List 3 reactants that go into oxidative phosphorylation and 3 products that come out.
Which have been oxidized and which reduced? Which have lost energy and which have gained energy?
What is chemiosmosis and what structure is used to do this? Why is chemiosmosis important?
What directly powers chemiosmosis? What role do the electron transport chain (ETC) enzymes play in this
process?
What is the electron donor (gets oxidized) and the electron acceptor (gets reduced) in cellular respiration?
What is the primary reason that living organisms do cellular respiration?
Write the summary equation for photosynthesis.
Where within the plant and algae cells does photosynthesis occur?
Where does the energy come from to power photosynthesis?
Overall, is photosynthesis exergonic or endergonic, catabolic or anabolic, oxidation or reduction?
Describe the nature of light (electromagnetic) energy. Is light kinetic or potential energy?
What part of the electromagnetic spectrum powers photosynthesis? What role do accessory pigments play?
Describe photosystems. Where are they located, what do they do and what do they produce?
What is the difference between photosystem I and photosystem II? Which is necessary for photosynthesis?
Describe the structure of chloroplasts. Tell where each stage of photosynthesis occurs.
List the 3 steps, or stages, in the light reactions of photosynthesis.
Follow an electron through both photosystems. How is chemiosmosis related to the photosystems?
List 3 reactants that go into the light reactions (+ energy) and 3 products that come out.
What form of energy goes into the light reactions and what form of energy comes out?
Which molecule is oxidized and which molecule is reduced in the light reactions of photosynthesis?
What is the importance of chemiosmosis in photosynthesis?
Overall, what happens in the Calvin cycle (dark reactions) of photosynthesis and where does it occur?
List 3 reactants that go into the dark reactions and 3 products that come out.
Which molecule is oxidized and which molecule is reduced in the dark reactions?
Overall in photosynthesis, which molecule is oxidized (electron donor) and which is reduced (electron
acceptor)?

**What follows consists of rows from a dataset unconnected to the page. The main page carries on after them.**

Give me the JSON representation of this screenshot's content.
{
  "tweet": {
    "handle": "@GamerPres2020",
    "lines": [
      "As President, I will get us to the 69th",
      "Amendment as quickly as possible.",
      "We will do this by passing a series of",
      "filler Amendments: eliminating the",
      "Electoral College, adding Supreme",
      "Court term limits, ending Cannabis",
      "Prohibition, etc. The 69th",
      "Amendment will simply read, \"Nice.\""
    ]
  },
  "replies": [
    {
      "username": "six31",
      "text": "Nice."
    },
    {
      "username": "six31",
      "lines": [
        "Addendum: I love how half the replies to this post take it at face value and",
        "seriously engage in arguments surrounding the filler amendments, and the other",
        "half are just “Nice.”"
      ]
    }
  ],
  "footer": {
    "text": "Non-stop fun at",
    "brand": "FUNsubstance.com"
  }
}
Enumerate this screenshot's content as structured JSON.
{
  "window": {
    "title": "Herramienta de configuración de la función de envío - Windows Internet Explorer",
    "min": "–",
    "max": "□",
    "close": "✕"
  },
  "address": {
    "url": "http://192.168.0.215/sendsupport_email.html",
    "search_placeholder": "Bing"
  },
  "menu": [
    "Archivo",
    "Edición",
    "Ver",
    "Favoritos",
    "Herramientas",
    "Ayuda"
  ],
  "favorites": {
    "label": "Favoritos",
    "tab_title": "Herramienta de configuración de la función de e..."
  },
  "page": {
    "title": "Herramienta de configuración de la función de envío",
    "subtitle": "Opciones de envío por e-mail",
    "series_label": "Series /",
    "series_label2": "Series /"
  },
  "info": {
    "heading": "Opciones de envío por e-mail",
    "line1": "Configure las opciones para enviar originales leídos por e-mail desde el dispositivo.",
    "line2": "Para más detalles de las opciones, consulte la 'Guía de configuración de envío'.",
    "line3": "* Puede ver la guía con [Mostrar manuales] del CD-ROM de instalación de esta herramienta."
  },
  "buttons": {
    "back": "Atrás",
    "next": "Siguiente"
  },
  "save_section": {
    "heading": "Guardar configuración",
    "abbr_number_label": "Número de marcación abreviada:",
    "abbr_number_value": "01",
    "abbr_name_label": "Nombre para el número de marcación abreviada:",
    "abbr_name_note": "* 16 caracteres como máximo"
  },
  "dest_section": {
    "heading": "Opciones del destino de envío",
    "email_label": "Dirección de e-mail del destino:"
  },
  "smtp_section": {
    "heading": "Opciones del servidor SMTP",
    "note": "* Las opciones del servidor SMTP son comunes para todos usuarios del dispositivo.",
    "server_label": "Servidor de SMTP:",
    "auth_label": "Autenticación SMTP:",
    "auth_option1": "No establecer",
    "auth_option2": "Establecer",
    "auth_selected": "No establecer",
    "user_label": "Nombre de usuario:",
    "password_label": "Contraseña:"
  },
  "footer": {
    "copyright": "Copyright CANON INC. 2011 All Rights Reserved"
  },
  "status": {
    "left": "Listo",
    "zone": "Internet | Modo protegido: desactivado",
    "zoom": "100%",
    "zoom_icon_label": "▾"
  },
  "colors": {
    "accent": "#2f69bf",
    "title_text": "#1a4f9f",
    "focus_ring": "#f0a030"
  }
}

Which form of energy goes in and which form of energy comes out?
Define photorespiration and tell how it is related to environmental factors that regulate photosynthesis.
Describe two ways that some plants have evolved to avoid photorespiration.
List the key events, in order, as biologists think they occurred in the evolution of metabolic diversity.
Describe the endosymbiotic hypothesis. What cell organelles do we think originated this way?